A woman walks past a bank's electronic board showing the Hong Kong share index at Hong Kong Stock Exchange Monday, July 19, 2021. Asian shares fell across the board Monday, as pessimism set in from the dip on Wall Street that marked its first weekly loss following three weeks of gains. (AP Photo/Vincent Yu)
TOKYO (AP) — Asian shares fell Monday across the board amid deepening pessimism over rising COVID-19 infections in the region.
Oil prices dropped further after oil producing nations agreed to raise production limits.
Benchmarks sank in Tokyo, Hong Kong, Sydney, Shanghai and Seoul, while European markets opened lower and U.S. futures also declined.
Experts are saying Indonesia has become a new epicenter for the pandemic as outbreaks worsen across Southeast Asia. Meanwhile, some athletes have tested positive for COVID at Tokyo’s Olympic Village, with the Games due to open Friday.
“The more transmissible delta variant is delaying the recovery for the ASEAN economies and pushing them further into the doldrums,” said Venkateswaran Lavanya, at Mizuho Bank in Singapore.
Japan's benchmark Nikkei 225 shed 1.3% to finish at 27,652.74. South Korea's Kospi slipped 1.0% to 3,244.04. Australia's S&P/ASX 200 dipped 0.9% to 7,286.00. Hong Kong's Hang Seng fell 1.8% to 27,496.92, while the Shanghai Composite lost a fraction of 1 point to 3,539.12.
In energy trading, benchmark U.S. crude lost $1.11 to $70.70 a barrel in electronic trading on the New York Mercantile Exchange. It gained 16 cents to $71.81 per barrel on Friday. Brent crude, the international standard, fell 72 cents to $72.87 a barrel.
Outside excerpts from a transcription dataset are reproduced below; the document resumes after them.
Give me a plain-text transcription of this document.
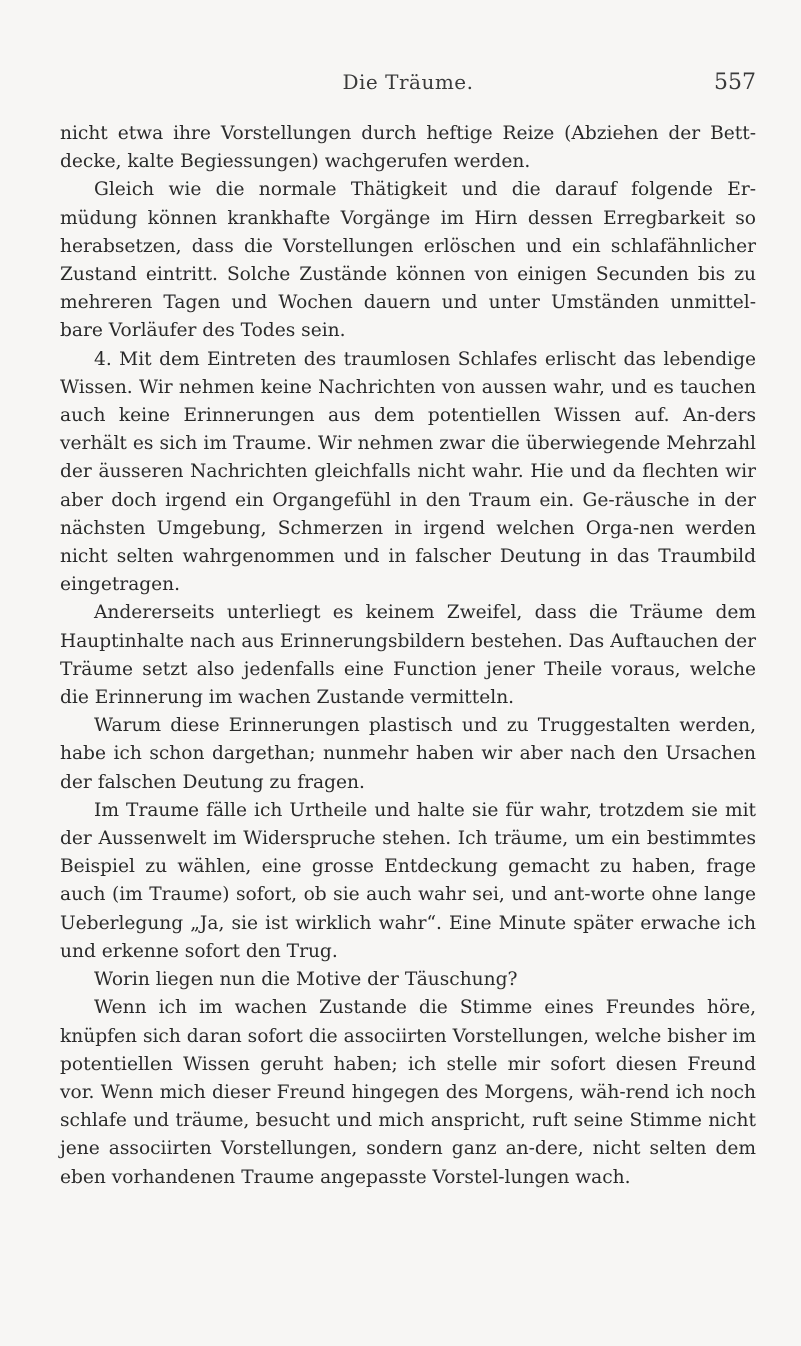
Die Träume.	557

nicht etwa ihre Vorstellungen durch heftige Reize (Abziehen der Bett-decke, kalte Begiessungen) wachgerufen werden.

Gleich wie die normale Thätigkeit und die darauf folgende Er-müdung können krankhafte Vorgänge im Hirn dessen Erregbarkeit so herabsetzen, dass die Vorstellungen erlöschen und ein schlafähnlicher Zustand eintritt. Solche Zustände können von einigen Secunden bis zu mehreren Tagen und Wochen dauern und unter Umständen unmittel-bare Vorläufer des Todes sein.

4. Mit dem Eintreten des traumlosen Schlafes erlischt das lebendige Wissen. Wir nehmen keine Nachrichten von aussen wahr, und es tauchen auch keine Erinnerungen aus dem potentiellen Wissen auf. An-ders verhält es sich im Traume. Wir nehmen zwar die überwiegende Mehrzahl der äusseren Nachrichten gleichfalls nicht wahr. Hie und da flechten wir aber doch irgend ein Organgefühl in den Traum ein. Ge-räusche in der nächsten Umgebung, Schmerzen in irgend welchen Orga-nen werden nicht selten wahrgenommen und in falscher Deutung in das Traumbild eingetragen.

Andererseits unterliegt es keinem Zweifel, dass die Träume dem Hauptinhalte nach aus Erinnerungsbildern bestehen. Das Auftauchen der Träume setzt also jedenfalls eine Function jener Theile voraus, welche die Erinnerung im wachen Zustande vermitteln.

Warum diese Erinnerungen plastisch und zu Truggestalten werden, habe ich schon dargethan; nunmehr haben wir aber nach den Ursachen der falschen Deutung zu fragen.

Im Traume fälle ich Urtheile und halte sie für wahr, trotzdem sie mit der Aussenwelt im Widerspruche stehen. Ich träume, um ein bestimmtes Beispiel zu wählen, eine grosse Entdeckung gemacht zu haben, frage auch (im Traume) sofort, ob sie auch wahr sei, und ant-worte ohne lange Ueberlegung „Ja, sie ist wirklich wahr“. Eine Minute später erwache ich und erkenne sofort den Trug.

Worin liegen nun die Motive der Täuschung?

Wenn ich im wachen Zustande die Stimme eines Freundes höre, knüpfen sich daran sofort die associirten Vorstellungen, welche bisher im potentiellen Wissen geruht haben; ich stelle mir sofort diesen Freund vor. Wenn mich dieser Freund hingegen des Morgens, wäh-rend ich noch schlafe und träume, besucht und mich anspricht, ruft seine Stimme nicht jene associirten Vorstellungen, sondern ganz an-dere, nicht selten dem eben vorhandenen Traume angepasste Vorstel-lungen wach.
OPEC and allied nations agreed Sunday to eventually raise production limits imposed on five countries, ending an earlier dispute sparked by the United Arab Emirates that roiled global energy prices.
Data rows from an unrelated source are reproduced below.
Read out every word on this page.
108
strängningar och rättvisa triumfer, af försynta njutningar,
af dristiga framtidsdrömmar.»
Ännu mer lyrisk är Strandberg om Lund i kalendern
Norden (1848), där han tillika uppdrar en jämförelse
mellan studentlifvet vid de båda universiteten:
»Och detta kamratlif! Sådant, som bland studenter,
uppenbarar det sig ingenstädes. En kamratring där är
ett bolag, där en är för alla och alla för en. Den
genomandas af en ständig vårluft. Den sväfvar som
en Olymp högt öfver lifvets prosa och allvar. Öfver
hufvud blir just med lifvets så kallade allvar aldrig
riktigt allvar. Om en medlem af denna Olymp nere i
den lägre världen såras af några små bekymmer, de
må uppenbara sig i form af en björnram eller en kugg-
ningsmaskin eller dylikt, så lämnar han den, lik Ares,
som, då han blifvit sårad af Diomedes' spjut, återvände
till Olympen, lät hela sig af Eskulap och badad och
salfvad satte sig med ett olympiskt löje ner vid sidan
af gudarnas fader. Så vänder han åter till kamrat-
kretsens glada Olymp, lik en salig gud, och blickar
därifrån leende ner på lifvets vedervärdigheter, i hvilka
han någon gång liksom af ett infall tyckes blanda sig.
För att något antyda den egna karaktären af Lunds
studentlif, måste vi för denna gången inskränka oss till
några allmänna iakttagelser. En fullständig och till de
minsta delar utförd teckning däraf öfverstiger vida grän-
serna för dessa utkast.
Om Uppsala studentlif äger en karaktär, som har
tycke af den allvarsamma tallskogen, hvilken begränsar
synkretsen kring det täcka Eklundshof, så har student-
Iraq, Kuwait, Russia, Saudi Arabia and the UAE would see their limits rise, the cartel said in a statement.
The plan would boost their production by 2 million barrels a day by the end of this year.
OPEC+ agreed in 2020 to cut a record 10 million barrels of crude a day from the market to boost prices. It’s slowly added some 4.2 million barrels back over time, and prices have risen steadily this year, though they are still way below their peak in 2008.
Shares fell on Wall Street on Friday in a pullback largely attributable to declines in big technology stocks, like Apple and Amazon; banks and companies that rely on consumer spending. Energy and industrial stocks also helped drag the market down, outweighing gains in health care and utilities companies.
The S&P 500 fell 0.8% to 4,327.16. It ended the week with a 1% loss. The Dow Jones Industrial Average dropped 0.9% to 34,687.85. The tech-heavy Nasdaq composite slid 0.8% to 14,427.24.
The Russell 2000 index of smaller companies fared worse than the broader market, shedding 1.2% to 2,163.24. The index has outpaced the rest of the market for much of 2021 and is up just 9.5% for the year, well below the S&P 500′s year-to-date gain of 15.2%.
Stock in COVID-19 vaccine maker Moderna rose 10.3% after the drugmaker was added to the S&P 500 index, prompting a rush of buying from fund managers who keep portfolios that replicate the index.
In a bit of positive economic news last week, Americans spent more last month on clothing, electronics and dining out as the economy opened up and there were fewer pandemic-related restrictions.
U.S. retail sales rose a seasonal adjusted 0.6% in June from the month before, the U.S. Commerce Department said Friday. The increase was a surprise to Wall Street analysts, who had expected sales to fall slightly last month.
Investors' attention now turn to earnings. Most companies will report their results this week and in following weeks. Hopes are high, with profits in the S&P 500 expected to jump 64% from a year earlier, according to FactSet.
In currency trading, the U.S. dollar fell to 109.88 Japanese yen from 110.04 yen late Friday. The euro cost $1.1778, inching down from $1.1812.